Duncan’s presence at practice during his offseason is a big deal to the guys on the field.
“It brings up that ‘what-if’ factor – you could potentially be in the same position that he is,” said senior catcher Jake Merzigian, who caught for Duncan in last season’s national championship game.
“If they are looking to play at the next level, they see now that it’s possible and all it takes is hard work and dedication,” Fox said. “If you want anything out of this game, if you work for it, you can get it.”
Duncan pitched 10 scoreless innings in the championship game and was named the MVP of the tournament.
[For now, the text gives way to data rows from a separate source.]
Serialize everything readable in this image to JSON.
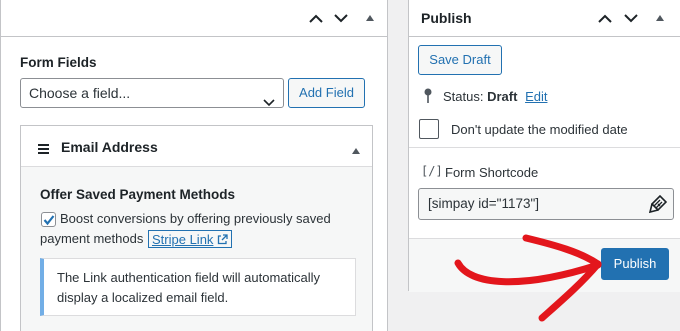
{
  "left_panel": {
    "form_fields_label": "Form Fields",
    "field_select": {
      "value": "Choose a field..."
    },
    "add_field_label": "Add Field",
    "email_section": {
      "title": "Email Address",
      "option_title": "Offer Saved Payment Methods",
      "checkbox_checked": true,
      "boost_line1": "Boost conversions by offering previously saved",
      "boost_line2": "payment methods",
      "stripe_link_label": "Stripe Link",
      "notice_line1": "The Link authentication field will automatically",
      "notice_line2": "display a localized email field."
    }
  },
  "publish_panel": {
    "title": "Publish",
    "save_draft_label": "Save Draft",
    "status_label": "Status:",
    "status_value": "Draft",
    "edit_label": "Edit",
    "dont_update_label": "Don't update the modified date",
    "shortcode_icon_text": "[/]",
    "shortcode_label": "Form Shortcode",
    "shortcode_value": "[simpay id=\"1173\"]",
    "publish_label": "Publish"
  },
  "colors": {
    "accent": "#2271b1",
    "annotation_arrow": "#e3161c",
    "notice_border": "#72aee6"
  }
}
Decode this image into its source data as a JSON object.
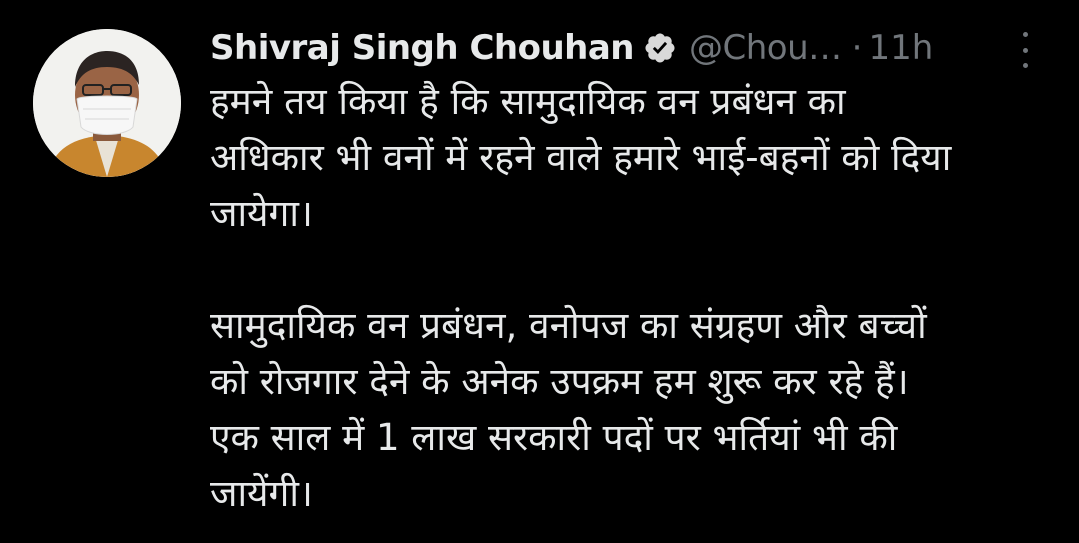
{
  "tweet": {
    "author": {
      "display_name": "Shivraj Singh Chouhan",
      "verified": true,
      "handle": "@Chou…",
      "avatar": "profile-photo-man-with-face-mask"
    },
    "separator": "·",
    "timestamp": "11h",
    "more_icon": "vertical-ellipsis-icon",
    "paragraphs": [
      "हमने तय किया है कि सामुदायिक वन प्रबंधन का\nअधिकार भी वनों में रहने वाले हमारे भाई-बहनों को दिया\nजायेगा।",
      "सामुदायिक वन प्रबंधन, वनोपज का संग्रहण और बच्चों\nको रोजगार देने के अनेक उपक्रम हम शुरू कर रहे हैं।\nएक साल में 1 लाख सरकारी पदों पर भर्तियां भी की\nजायेंगी।"
    ]
  },
  "colors": {
    "background": "#000000",
    "primary_text": "#e7e9ea",
    "secondary_text": "#71767b",
    "verified_badge": "#d9d9d9"
  }
}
“Catching for him was unbelievable. Just seeing him work so hard and seeing him pitch in that national championship game. It was by far one of the best baseball games I’ll ever be a part of,” Merzigan said. “That’s definitely on my wall of fame.”
Duncan was hoping his performance would lead to the major league draft, but that didn’t happen. However he was invited to Virginia for a tryout with the Astros. Shortly after throwing for scouts, the team signed him, and the next day he headed to Florida to play for the Astros minor league affiliate.
“It was awesome, I think, just getting there to the facility,” he said. “You go into the locker room, and they have a locker for you with your name on it, the Astros symbol and everything. It’s surreal, man, it’s something I wanted for a long time, and so I’m very happy and very grateful for it.”
“It’s hard to put into words,” Fox said. “Tanner’s been so good for us for so long and I truly believe that he should have been playing at another level the whole time, but we were lucky enough to have him.”
After what he calls a successful season in the GCL, where he had a 2.17 ERA in 11 appearances, Duncan is resting his arm and working out. He expects to go to extended spring training with the Astros at the end of March or beginning of April. He’s hoping to get a shot with a full-season team or play for the short-season single-A affiliate in New York.
“It’s good to see him come out here and continue to be around the guys. He was one of our leaders last year, and to have him come back out here has been huge for us,” Maye said.
“I’m living the dream; couldn’t be happier,” Duncan said.